2.Heat large nonstick pan until very hot. Reduce heat to medium high; add oil, and cook onion until it begins to soften and brown.
3.Meanwhile, clean, trim and slice mushrooms; add to onion as it cooks.
4.Wash lamb and remove fat. Cut lamb into small cubes, add to onion and mushrooms as they cook, and stir to brown on all sides; remove from heat.
5.Following package directions, bring water to boil for couscous.
6.Coarsely grate ginger; finely grate lemon and orange rinds.
7.Add grated ginger and rinds and couscous to boiling water; cover and remove from heat, and allow to sit until water is absorbed and couscous is tender, about 5 minutes.

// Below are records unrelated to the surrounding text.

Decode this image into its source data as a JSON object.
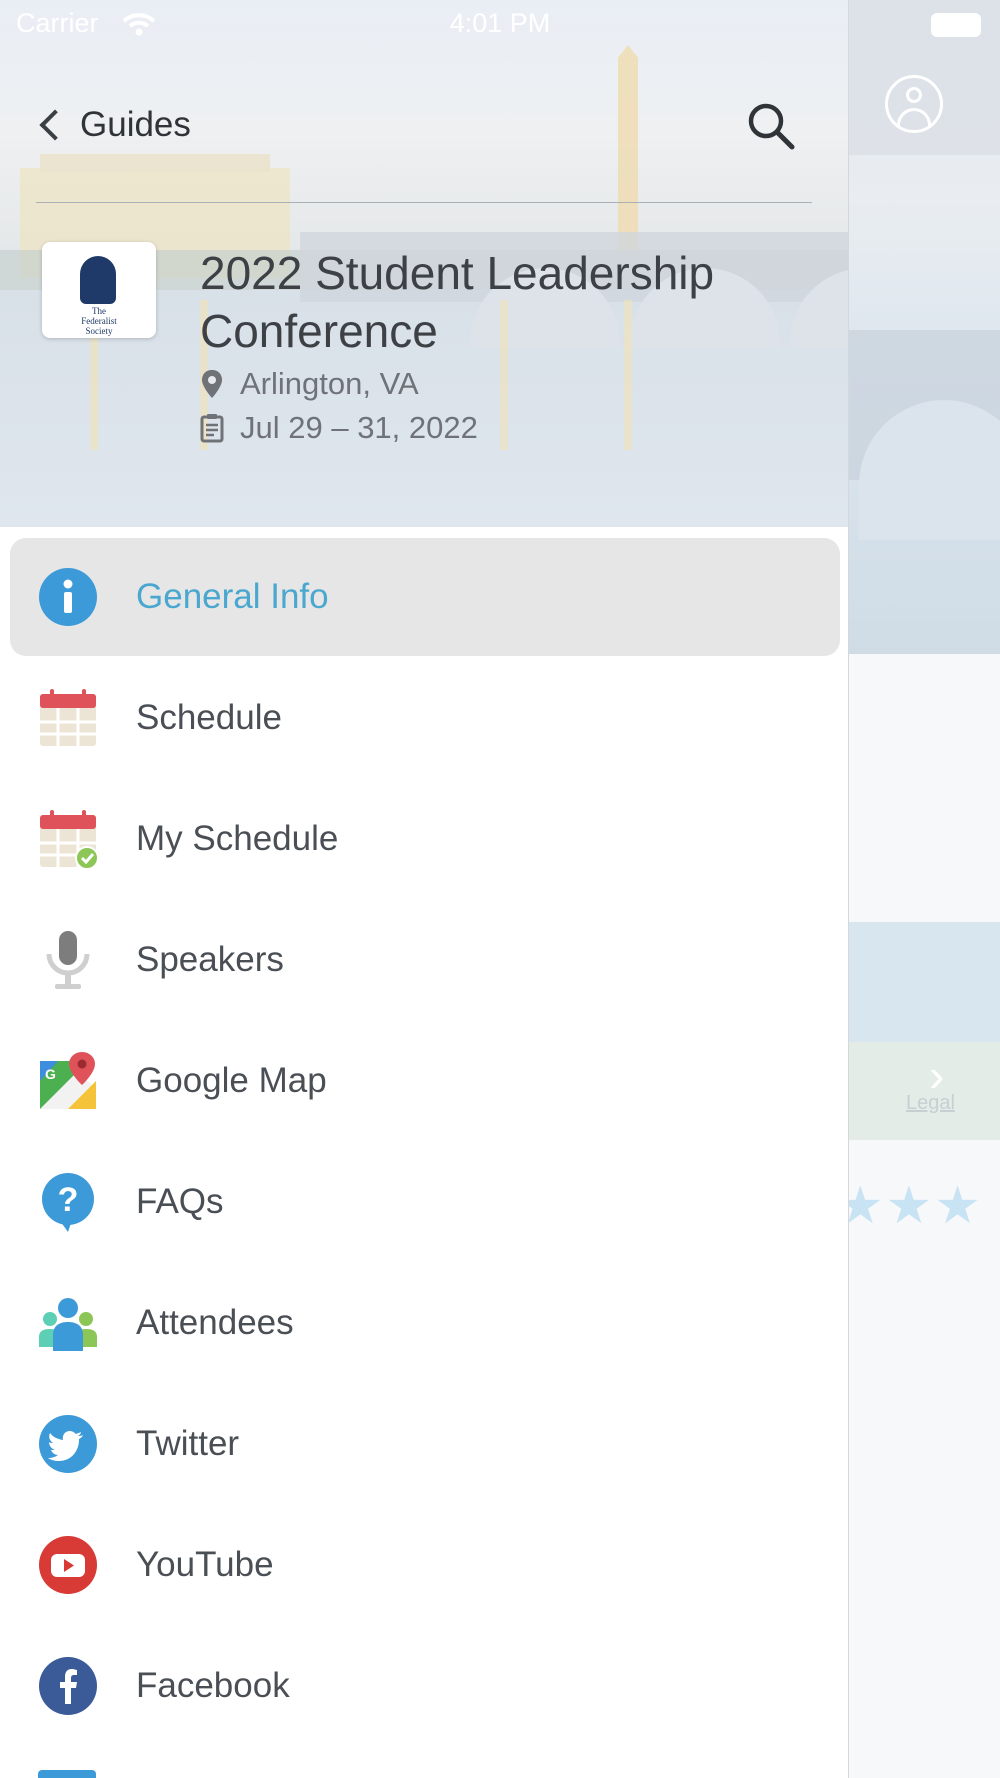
{
  "status_bar": {
    "carrier": "Carrier",
    "time": "4:01 PM"
  },
  "header": {
    "back_label": "Guides"
  },
  "event": {
    "title": "2022 Student Leadership Conference",
    "location": "Arlington, VA",
    "dates": "Jul 29 – 31, 2022",
    "logo_text": "The\nFederalist\nSociety"
  },
  "menu": [
    {
      "label": "General Info",
      "icon": "info-icon",
      "active": true
    },
    {
      "label": "Schedule",
      "icon": "calendar-icon"
    },
    {
      "label": "My Schedule",
      "icon": "calendar-check-icon"
    },
    {
      "label": "Speakers",
      "icon": "microphone-icon"
    },
    {
      "label": "Google Map",
      "icon": "google-maps-icon"
    },
    {
      "label": "FAQs",
      "icon": "question-bubble-icon"
    },
    {
      "label": "Attendees",
      "icon": "people-icon"
    },
    {
      "label": "Twitter",
      "icon": "twitter-icon"
    },
    {
      "label": "YouTube",
      "icon": "youtube-icon"
    },
    {
      "label": "Facebook",
      "icon": "facebook-icon"
    }
  ],
  "background": {
    "map_legal": "Legal"
  },
  "colors": {
    "active_label": "#4aa7cf",
    "active_bg": "#e6e6e6",
    "text": "#4a4f55"
  }
}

8.Stir the cherries, tomato paste and orange juice into the lamb; season with pepper; return to heat and cook through. Serve over couscous.
YIELD2 servings


Emily's Version:Omit the mushrooms because I accidentally used the ones I bought in a dish the previous night and it didn't sound good with mushrooms anyway.
Use lamb steaks with bones in because that's all I could find at Publix.
Double the recipe.
Add extra cherries because, hello! delicious.

Zola (3) ate the cous cous and some green beans and a few cherries and some matzoh without honey. She tried one bite of lamb, declared she LOVED it and wouldn't try it again. Niva (16 months) ate everything except the lamb which she promptly spit out after it made it's way into her mouth along with a bite of cous cous.